Agile in Name Only

SITUATION

Joined a demoralized product team managing Allstate's roadside assistance app used by field technicians. The Product Manager was burned out from unrealistic stakeholder demands, developers had disengaged into "ticket factory" mode, and designers felt marginalized. The team had lost faith in Agile practices and was simultaneously failing at three different products instead of succeeding at one. Driver complaints were escalating due to poor app usability during emergency situations.

TASK

Transform team culture and product quality by rebuilding trust in Agile practices, realigning focus on user outcomes, and consolidating scattered efforts.
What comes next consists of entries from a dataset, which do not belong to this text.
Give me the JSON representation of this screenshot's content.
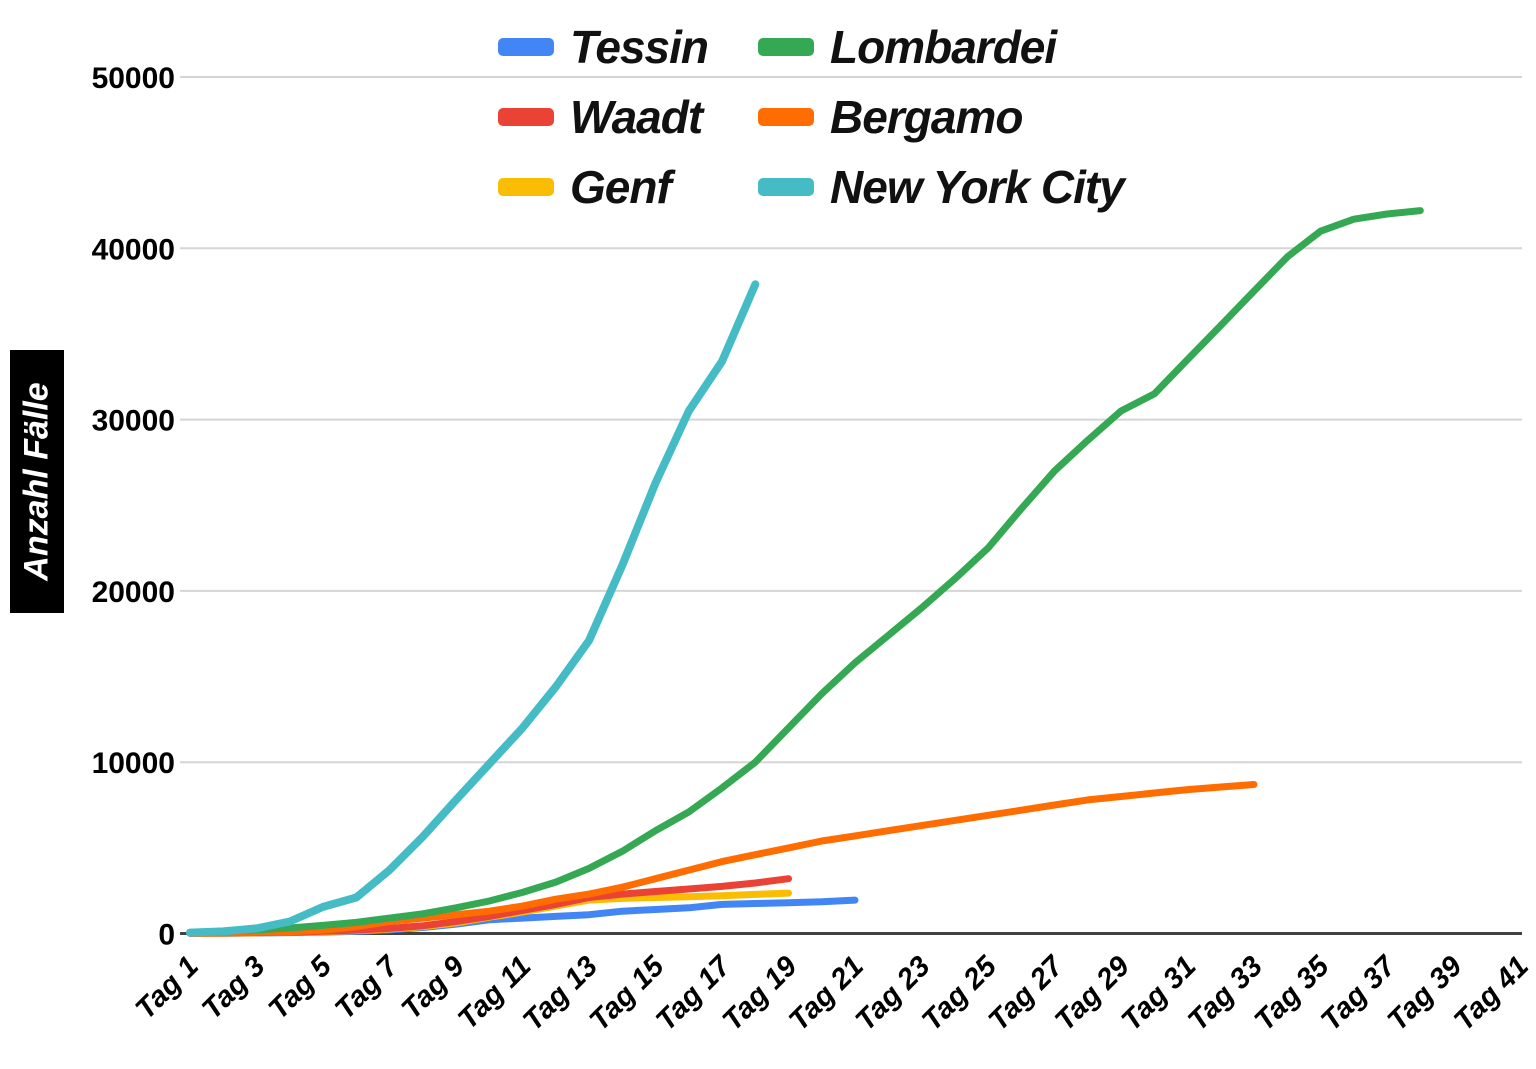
{
  "page": {
    "background": "#ffffff"
  },
  "chart_data": {
    "type": "line",
    "title": "",
    "xlabel": "",
    "ylabel": "Anzahl Fälle",
    "ylim": [
      0,
      50000
    ],
    "yticks": [
      0,
      10000,
      20000,
      30000,
      40000,
      50000
    ],
    "ytick_labels": [
      "0",
      "10000",
      "20000",
      "30000",
      "40000",
      "50000"
    ],
    "x_range_days": [
      1,
      41
    ],
    "x_tick_step": 2,
    "x_tick_labels": [
      "Tag 1",
      "Tag 3",
      "Tag 5",
      "Tag 7",
      "Tag 9",
      "Tag 11",
      "Tag 13",
      "Tag 15",
      "Tag 17",
      "Tag 19",
      "Tag 21",
      "Tag 23",
      "Tag 25",
      "Tag 27",
      "Tag 29",
      "Tag 31",
      "Tag 33",
      "Tag 35",
      "Tag 37",
      "Tag 39",
      "Tag 41"
    ],
    "grid": "horizontal",
    "gridline_color": "#d5d5d5",
    "axis_color": "#424242",
    "legend_position": "top",
    "series": [
      {
        "name": "Tessin",
        "color": "#4285F4",
        "start_day": 1,
        "values": [
          10,
          20,
          30,
          50,
          80,
          120,
          220,
          350,
          550,
          800,
          900,
          1000,
          1100,
          1300,
          1400,
          1500,
          1700,
          1750,
          1800,
          1850,
          1950
        ]
      },
      {
        "name": "Waadt",
        "color": "#EA4335",
        "start_day": 1,
        "values": [
          15,
          30,
          50,
          80,
          130,
          200,
          300,
          450,
          700,
          1000,
          1350,
          1700,
          2100,
          2300,
          2450,
          2600,
          2750,
          2950,
          3200
        ]
      },
      {
        "name": "Genf",
        "color": "#FBBC04",
        "start_day": 1,
        "values": [
          10,
          20,
          40,
          70,
          110,
          170,
          260,
          400,
          620,
          950,
          1250,
          1600,
          1950,
          2050,
          2100,
          2150,
          2200,
          2280,
          2360
        ]
      },
      {
        "name": "Lombardei",
        "color": "#34A853",
        "start_day": 1,
        "values": [
          60,
          120,
          220,
          320,
          470,
          650,
          900,
          1150,
          1500,
          1900,
          2400,
          3000,
          3800,
          4800,
          6000,
          7100,
          8500,
          10000,
          12000,
          14000,
          15800,
          17400,
          19000,
          20700,
          22500,
          24800,
          27000,
          28800,
          30500,
          31500,
          33500,
          35500,
          37500,
          39500,
          41000,
          41700,
          42000,
          42200
        ]
      },
      {
        "name": "Bergamo",
        "color": "#FF6D01",
        "start_day": 1,
        "values": [
          20,
          40,
          70,
          110,
          200,
          400,
          700,
          900,
          1100,
          1300,
          1600,
          2000,
          2300,
          2700,
          3200,
          3700,
          4200,
          4600,
          5000,
          5400,
          5700,
          6000,
          6300,
          6600,
          6900,
          7200,
          7500,
          7800,
          8000,
          8200,
          8400,
          8550,
          8700
        ]
      },
      {
        "name": "New York City",
        "color": "#45BCC5",
        "start_day": 1,
        "values": [
          50,
          120,
          300,
          700,
          1550,
          2100,
          3700,
          5650,
          7800,
          9900,
          12000,
          14400,
          17100,
          21500,
          26300,
          30500,
          33400,
          37900
        ]
      }
    ]
  }
}
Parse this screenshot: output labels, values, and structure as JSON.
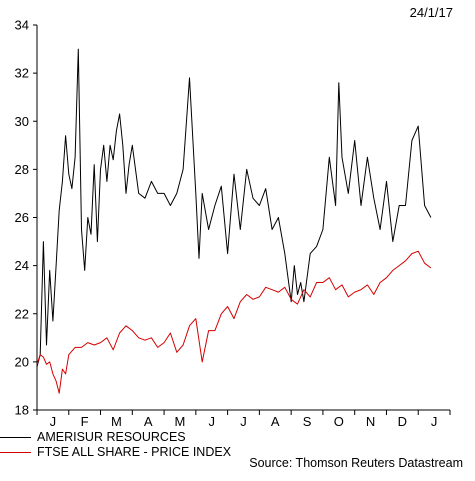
{
  "date_label": "24/1/17",
  "source": "Source: Thomson Reuters Datastream",
  "chart_data": {
    "type": "line",
    "ylim": [
      18,
      34
    ],
    "yticks": [
      18,
      20,
      22,
      24,
      26,
      28,
      30,
      32,
      34
    ],
    "x_months": [
      "J",
      "F",
      "M",
      "A",
      "M",
      "J",
      "J",
      "A",
      "S",
      "O",
      "N",
      "D",
      "J"
    ],
    "legend_placement": "bottom-left",
    "grid": false,
    "series": [
      {
        "name": "AMERISUR RESOURCES",
        "color": "#000000",
        "x": [
          0.0,
          0.1,
          0.2,
          0.3,
          0.4,
          0.5,
          0.6,
          0.7,
          0.8,
          0.9,
          1.0,
          1.1,
          1.2,
          1.3,
          1.4,
          1.5,
          1.6,
          1.7,
          1.8,
          1.9,
          2.0,
          2.1,
          2.2,
          2.3,
          2.4,
          2.5,
          2.6,
          2.7,
          2.8,
          2.9,
          3.0,
          3.2,
          3.4,
          3.6,
          3.8,
          4.0,
          4.2,
          4.4,
          4.6,
          4.8,
          5.0,
          5.1,
          5.2,
          5.4,
          5.6,
          5.8,
          6.0,
          6.2,
          6.4,
          6.6,
          6.8,
          7.0,
          7.2,
          7.4,
          7.6,
          7.8,
          8.0,
          8.1,
          8.2,
          8.3,
          8.4,
          8.6,
          8.8,
          9.0,
          9.2,
          9.4,
          9.5,
          9.6,
          9.8,
          10.0,
          10.2,
          10.4,
          10.6,
          10.8,
          11.0,
          11.2,
          11.4,
          11.6,
          11.8,
          12.0,
          12.2,
          12.4
        ],
        "values": [
          19.8,
          20.3,
          25.0,
          20.7,
          23.8,
          21.7,
          24.0,
          26.3,
          27.5,
          29.4,
          27.8,
          27.2,
          28.5,
          33.0,
          25.5,
          23.8,
          26.0,
          25.3,
          28.2,
          25.0,
          28.0,
          29.0,
          27.5,
          29.0,
          28.4,
          29.6,
          30.3,
          29.0,
          27.0,
          28.2,
          29.0,
          27.0,
          26.8,
          27.5,
          27.0,
          27.0,
          26.5,
          27.0,
          28.0,
          31.8,
          27.0,
          24.3,
          27.0,
          25.5,
          26.5,
          27.3,
          24.5,
          27.8,
          25.5,
          28.0,
          26.8,
          26.5,
          27.2,
          25.5,
          26.0,
          24.5,
          22.5,
          24.0,
          22.8,
          23.3,
          22.5,
          24.5,
          24.8,
          25.5,
          28.5,
          26.5,
          31.6,
          28.5,
          27.0,
          29.2,
          26.5,
          28.5,
          26.8,
          25.5,
          27.5,
          25.0,
          26.5,
          26.5,
          29.2,
          29.8,
          26.5,
          26.0
        ]
      },
      {
        "name": "FTSE ALL SHARE - PRICE INDEX",
        "color": "#d40000",
        "x": [
          0.0,
          0.1,
          0.2,
          0.3,
          0.4,
          0.5,
          0.6,
          0.7,
          0.8,
          0.9,
          1.0,
          1.2,
          1.4,
          1.6,
          1.8,
          2.0,
          2.2,
          2.4,
          2.6,
          2.8,
          3.0,
          3.2,
          3.4,
          3.6,
          3.8,
          4.0,
          4.2,
          4.4,
          4.6,
          4.8,
          5.0,
          5.2,
          5.4,
          5.6,
          5.8,
          6.0,
          6.2,
          6.4,
          6.6,
          6.8,
          7.0,
          7.2,
          7.4,
          7.6,
          7.8,
          8.0,
          8.2,
          8.4,
          8.6,
          8.8,
          9.0,
          9.2,
          9.4,
          9.6,
          9.8,
          10.0,
          10.2,
          10.4,
          10.6,
          10.8,
          11.0,
          11.2,
          11.4,
          11.6,
          11.8,
          12.0,
          12.2,
          12.4
        ],
        "values": [
          19.9,
          20.3,
          20.2,
          19.9,
          20.0,
          19.5,
          19.2,
          18.7,
          19.7,
          19.5,
          20.3,
          20.6,
          20.6,
          20.8,
          20.7,
          20.8,
          21.0,
          20.5,
          21.2,
          21.5,
          21.3,
          21.0,
          20.9,
          21.0,
          20.6,
          20.8,
          21.2,
          20.4,
          20.7,
          21.5,
          21.8,
          20.0,
          21.3,
          21.3,
          22.0,
          22.3,
          21.8,
          22.5,
          22.8,
          22.6,
          22.7,
          23.1,
          23.0,
          22.9,
          23.1,
          22.6,
          22.4,
          23.0,
          22.7,
          23.3,
          23.3,
          23.5,
          23.0,
          23.2,
          22.7,
          22.9,
          23.0,
          23.2,
          22.8,
          23.3,
          23.5,
          23.8,
          24.0,
          24.2,
          24.5,
          24.6,
          24.1,
          23.9
        ]
      }
    ]
  }
}
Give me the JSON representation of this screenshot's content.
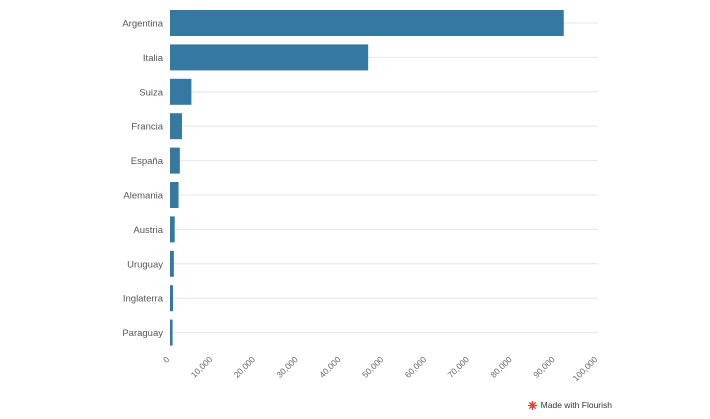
{
  "chart_data": {
    "type": "bar",
    "orientation": "horizontal",
    "categories": [
      "Argentina",
      "Italia",
      "Suiza",
      "Francia",
      "España",
      "Alemania",
      "Austria",
      "Uruguay",
      "Inglaterra",
      "Paraguay"
    ],
    "values": [
      92000,
      46300,
      5000,
      2800,
      2300,
      2000,
      1100,
      900,
      700,
      600
    ],
    "xlim": [
      0,
      100000
    ],
    "xticks": [
      0,
      10000,
      20000,
      30000,
      40000,
      50000,
      60000,
      70000,
      80000,
      90000,
      100000
    ],
    "xtick_labels": [
      "0",
      "10,000",
      "20,000",
      "30,000",
      "40,000",
      "50,000",
      "60,000",
      "70,000",
      "80,000",
      "90,000",
      "100,000"
    ],
    "bar_color": "#3579a1",
    "grid": true,
    "title": "",
    "xlabel": "",
    "ylabel": ""
  },
  "footer": {
    "credit": "Made with Flourish",
    "icon": "flourish-logo-icon",
    "icon_color": "#e8403a"
  }
}
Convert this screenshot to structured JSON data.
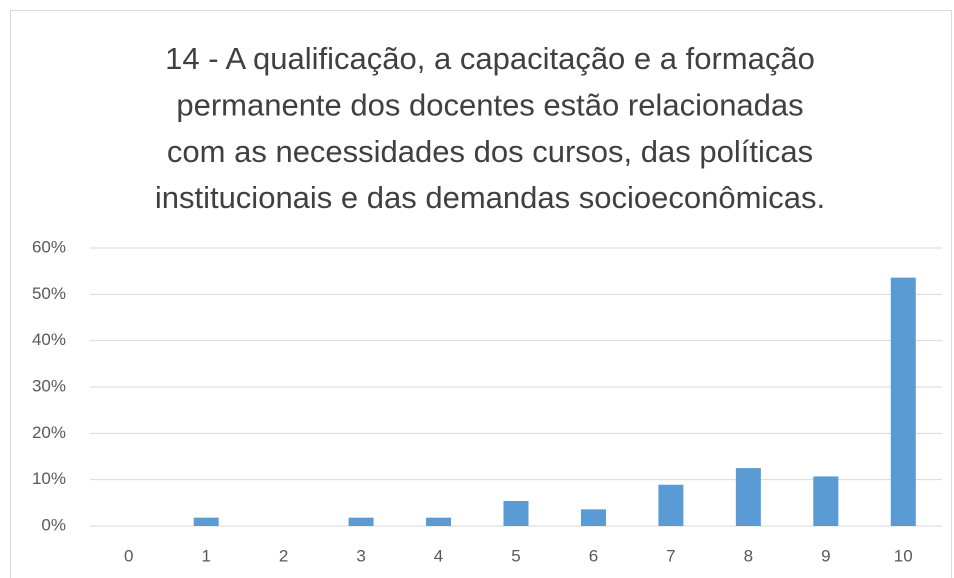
{
  "chart_data": {
    "type": "bar",
    "title": [
      "14 - A qualificação, a capacitação e a formação",
      "permanente dos docentes estão relacionadas",
      "com as necessidades dos cursos, das políticas",
      "institucionais e das demandas socioeconômicas."
    ],
    "categories": [
      "0",
      "1",
      "2",
      "3",
      "4",
      "5",
      "6",
      "7",
      "8",
      "9",
      "10"
    ],
    "values": [
      0,
      1.8,
      0,
      1.8,
      1.8,
      5.4,
      3.6,
      8.9,
      12.5,
      10.7,
      53.6
    ],
    "color": "#5b9bd5",
    "ylim": [
      0,
      60
    ],
    "yticks": [
      {
        "value": 0,
        "label": "0%"
      },
      {
        "value": 10,
        "label": "10%"
      },
      {
        "value": 20,
        "label": "20%"
      },
      {
        "value": 30,
        "label": "30%"
      },
      {
        "value": 40,
        "label": "40%"
      },
      {
        "value": 50,
        "label": "50%"
      },
      {
        "value": 60,
        "label": "60%"
      }
    ],
    "grid": true
  }
}
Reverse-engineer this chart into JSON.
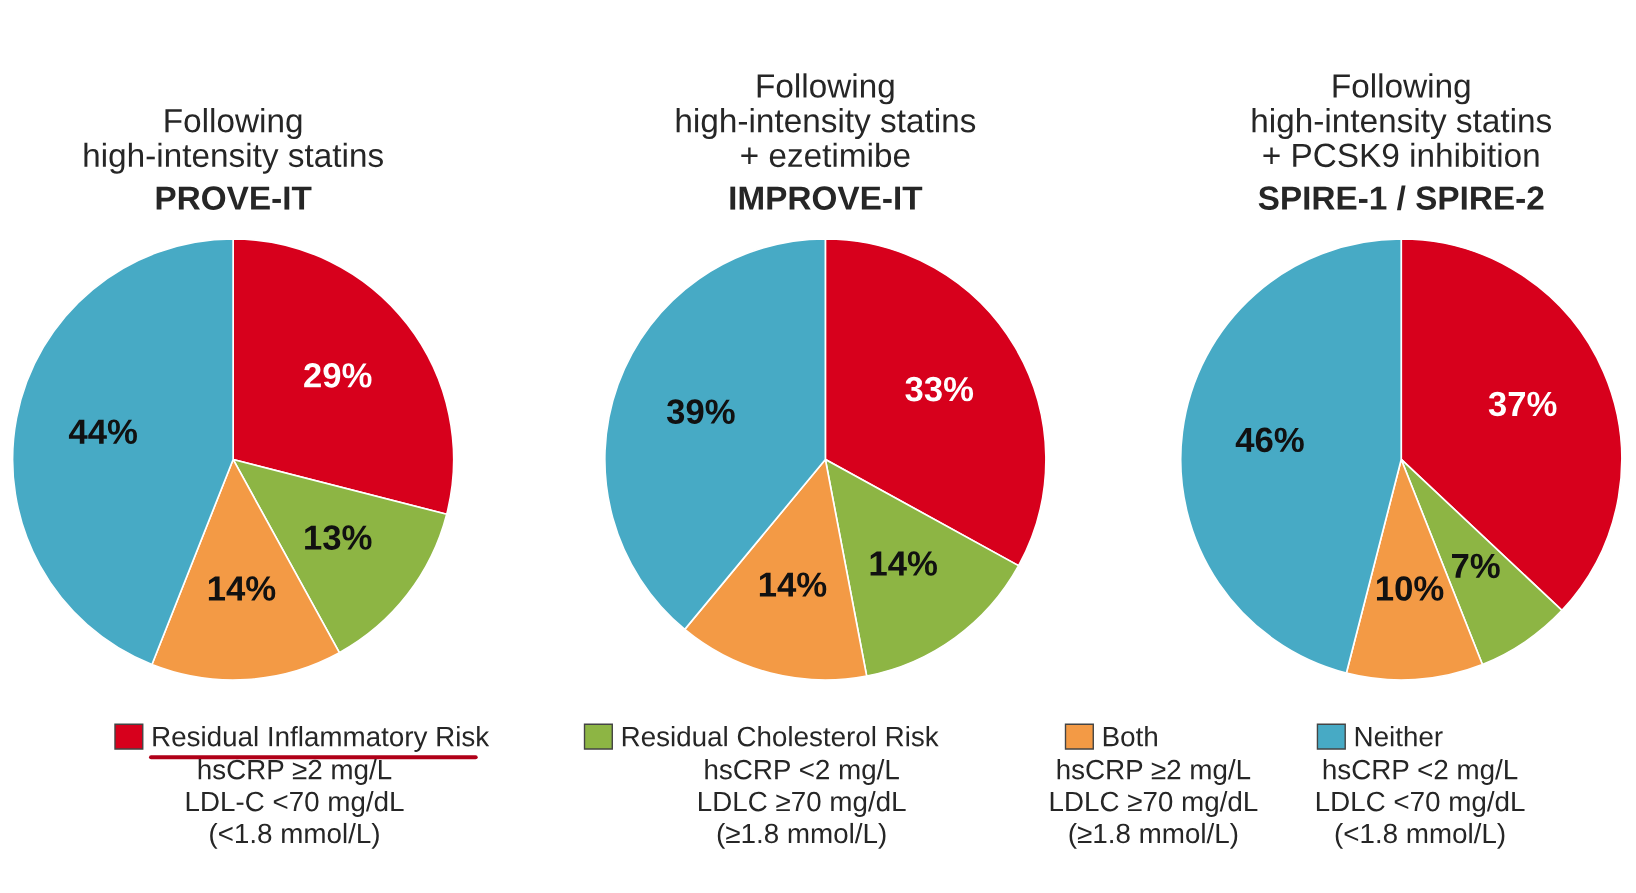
{
  "chart_data": [
    {
      "type": "pie",
      "title": "Following\nhigh-intensity statins",
      "subtitle": "PROVE-IT",
      "categories": [
        "Residual Inflammatory Risk",
        "Residual Cholesterol Risk",
        "Both",
        "Neither"
      ],
      "values": [
        29,
        13,
        14,
        44
      ],
      "value_labels": [
        "29%",
        "13%",
        "14%",
        "44%"
      ],
      "colors": [
        "#d7001c",
        "#8db544",
        "#f39a45",
        "#47aac5"
      ],
      "legend": "bottom",
      "annotations": [
        "hsCRP ≥2 mg/L\nLDL-C <70 mg/dL\n(<1.8 mmol/L)",
        "hsCRP <2 mg/L\nLDLC ≥70 mg/dL\n(≥1.8 mmol/L)",
        "hsCRP ≥2 mg/L\nLDLC ≥70 mg/dL\n(≥1.8 mmol/L)",
        "hsCRP <2 mg/L\nLDLC <70 mg/dL\n(<1.8 mmol/L)"
      ]
    },
    {
      "type": "pie",
      "title": "Following\nhigh-intensity statins\n+ ezetimibe",
      "subtitle": "IMPROVE-IT",
      "values": [
        33,
        14,
        14,
        39
      ],
      "value_labels": [
        "33%",
        "14%",
        "14%",
        "39%"
      ],
      "colors": [
        "#d7001c",
        "#8db544",
        "#f39a45",
        "#47aac5"
      ]
    },
    {
      "type": "pie",
      "title": "Following\nhigh-intensity statins\n+ PCSK9 inhibition",
      "subtitle": "SPIRE-1 / SPIRE-2",
      "values": [
        37,
        7,
        10,
        46
      ],
      "value_labels": [
        "37%",
        "7%",
        "10%",
        "46%"
      ],
      "colors": [
        "#d7001c",
        "#8db544",
        "#f39a45",
        "#47aac5"
      ]
    }
  ]
}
Success required measurable app improvements, increased team engagement, and sustainable collaborative processes - all while maintaining service for thousands of active drivers.

ACTION

Empowered the PM by partnering with my design peer to support them in stakeholder conversations. We reframed discussions from "failing at three products" to "succeeding dramatically at one," using data to show how resource fragmentation was killing productivity.

Leveraged external validation when Agile thought leader Jeff Patton visited Allstate and independently reinforced our messaging. This gave our PM the credibility and confidence to push back on unrealistic demands and lead change.

Integrated team into user research by pulling developers and the PM directly into discovery work, including user interviews and ride-alongs with roadside drivers during actual service calls. This firsthand exposure to user pain points transformed how technical decisions were made.

Redesigned the application based on research insights to improve accessibility (high contrast for outdoor visibility, larger touch targets for work gloves), eliminate risky features (fingerprint login while driving), and streamline job acceptance from 7 steps to 3 actions.

RESULT

Product Impact: Job acceptance time dropped from 45 to 18 seconds, driver satisfaction improved from 2.1 to 4.3 stars, and support tickets decreased 40%.

Cultural Transformation: Developers began proactively raising UX concerns, the PM re-engaged in strategic planning rather than reactive task management, and sprint commitment confidence increased from 60% to 90%.

Organizational Impact: The approach was replicated across three other Allstate product teams, and leadership began measuring success through user satisfaction alongside delivery velocity.

Bottom Line: We didn't just redesign a product - we redesigned the team. The transformation created sustainable collaboration patterns and user-centered decision making that continued long after the initial intervention.